Rex Terp

Personal information
- Born: 13 March 1970 (age 55) Wauchope, New South Wales, Australia

Playing information
- Position: Centre, Wing
Club
| Years | Team | Pld | T | G | FG | P |
| 1991–94 | St. George Dragons | 36 | 14 | 0 | 0 | 56 |
| 1995 | Illawarra Steelers | 3 | 1 | 0 | 0 | 4 |
|  | Total | 39 | 15 | 0 | 0 | 60 |
- Source:

= Rex Terp =

Australian rugby league footballer

Rex Terp (born 13 March 1970) is an Australian former professional rugby league footballer who played for St. George and Illawarra Steelers. He played his football in the backline, as a centre and winger.

==Playing career==
Terp, who comes from the New South Wales town of Wauchope, spent a season in England playing for Leeds in 1989/90, before embarking on a career in the NSWRL.

From 1991 to 1994 he played first-grade for the St.

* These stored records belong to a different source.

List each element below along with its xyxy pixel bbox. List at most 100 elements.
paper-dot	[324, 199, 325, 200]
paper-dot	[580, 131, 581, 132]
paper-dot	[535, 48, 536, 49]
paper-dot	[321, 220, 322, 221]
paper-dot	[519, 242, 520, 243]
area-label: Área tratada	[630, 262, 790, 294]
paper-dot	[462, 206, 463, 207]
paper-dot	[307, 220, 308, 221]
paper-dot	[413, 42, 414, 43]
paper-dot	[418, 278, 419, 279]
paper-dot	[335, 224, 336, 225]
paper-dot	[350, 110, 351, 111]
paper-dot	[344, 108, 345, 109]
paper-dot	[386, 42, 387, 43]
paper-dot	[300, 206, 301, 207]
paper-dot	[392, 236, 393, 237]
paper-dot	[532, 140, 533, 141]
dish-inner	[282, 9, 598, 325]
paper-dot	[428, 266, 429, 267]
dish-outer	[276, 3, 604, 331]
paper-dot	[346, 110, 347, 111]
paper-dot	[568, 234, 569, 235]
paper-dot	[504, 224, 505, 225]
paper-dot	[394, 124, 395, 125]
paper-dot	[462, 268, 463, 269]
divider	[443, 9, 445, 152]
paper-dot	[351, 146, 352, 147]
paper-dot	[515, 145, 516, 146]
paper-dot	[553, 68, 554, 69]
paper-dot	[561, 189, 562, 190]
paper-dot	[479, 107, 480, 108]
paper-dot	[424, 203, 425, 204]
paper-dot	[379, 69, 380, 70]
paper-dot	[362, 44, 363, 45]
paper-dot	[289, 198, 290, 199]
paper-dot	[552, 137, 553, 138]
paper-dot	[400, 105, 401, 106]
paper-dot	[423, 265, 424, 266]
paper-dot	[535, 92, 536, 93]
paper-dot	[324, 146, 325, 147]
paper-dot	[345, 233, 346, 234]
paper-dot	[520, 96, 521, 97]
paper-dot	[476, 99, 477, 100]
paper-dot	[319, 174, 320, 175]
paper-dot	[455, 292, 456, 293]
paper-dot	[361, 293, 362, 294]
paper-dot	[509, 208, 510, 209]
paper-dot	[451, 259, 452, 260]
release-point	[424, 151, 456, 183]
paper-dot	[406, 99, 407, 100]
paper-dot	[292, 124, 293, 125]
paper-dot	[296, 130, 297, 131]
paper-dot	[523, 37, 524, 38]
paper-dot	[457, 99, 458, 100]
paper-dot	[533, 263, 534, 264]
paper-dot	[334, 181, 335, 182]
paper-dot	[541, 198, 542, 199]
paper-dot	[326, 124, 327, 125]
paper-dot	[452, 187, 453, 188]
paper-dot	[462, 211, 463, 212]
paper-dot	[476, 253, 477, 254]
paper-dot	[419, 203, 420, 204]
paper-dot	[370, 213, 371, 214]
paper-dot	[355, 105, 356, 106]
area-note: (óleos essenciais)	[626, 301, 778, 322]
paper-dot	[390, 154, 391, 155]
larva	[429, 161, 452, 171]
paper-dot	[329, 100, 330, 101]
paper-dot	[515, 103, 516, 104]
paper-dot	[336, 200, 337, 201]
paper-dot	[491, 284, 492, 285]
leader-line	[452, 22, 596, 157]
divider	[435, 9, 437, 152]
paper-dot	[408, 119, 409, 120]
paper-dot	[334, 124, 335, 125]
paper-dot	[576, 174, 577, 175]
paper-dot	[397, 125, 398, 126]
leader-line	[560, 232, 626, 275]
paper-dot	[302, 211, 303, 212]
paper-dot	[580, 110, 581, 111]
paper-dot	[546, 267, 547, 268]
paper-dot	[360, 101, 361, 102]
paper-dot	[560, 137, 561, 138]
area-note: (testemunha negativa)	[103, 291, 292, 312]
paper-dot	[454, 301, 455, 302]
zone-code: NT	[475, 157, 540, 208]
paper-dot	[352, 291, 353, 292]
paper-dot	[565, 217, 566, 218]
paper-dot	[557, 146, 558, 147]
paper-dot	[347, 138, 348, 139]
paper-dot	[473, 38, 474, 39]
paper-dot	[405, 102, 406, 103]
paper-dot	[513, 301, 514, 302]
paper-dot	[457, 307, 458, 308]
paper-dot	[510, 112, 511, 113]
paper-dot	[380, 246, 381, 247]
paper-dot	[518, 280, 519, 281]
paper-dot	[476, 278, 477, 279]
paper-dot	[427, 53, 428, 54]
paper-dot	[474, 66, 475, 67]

George Dragons and was on the bench for the club's 1992 and 1993 grand final losses to Brisbane.

He played for Illawarra in the 1995 ARL season, before suffering a knee injury which restricted him to three first-grade appearances.

During his time in the NSWRL/ARL he continued to work as a postman, the job he had held in Wauchope.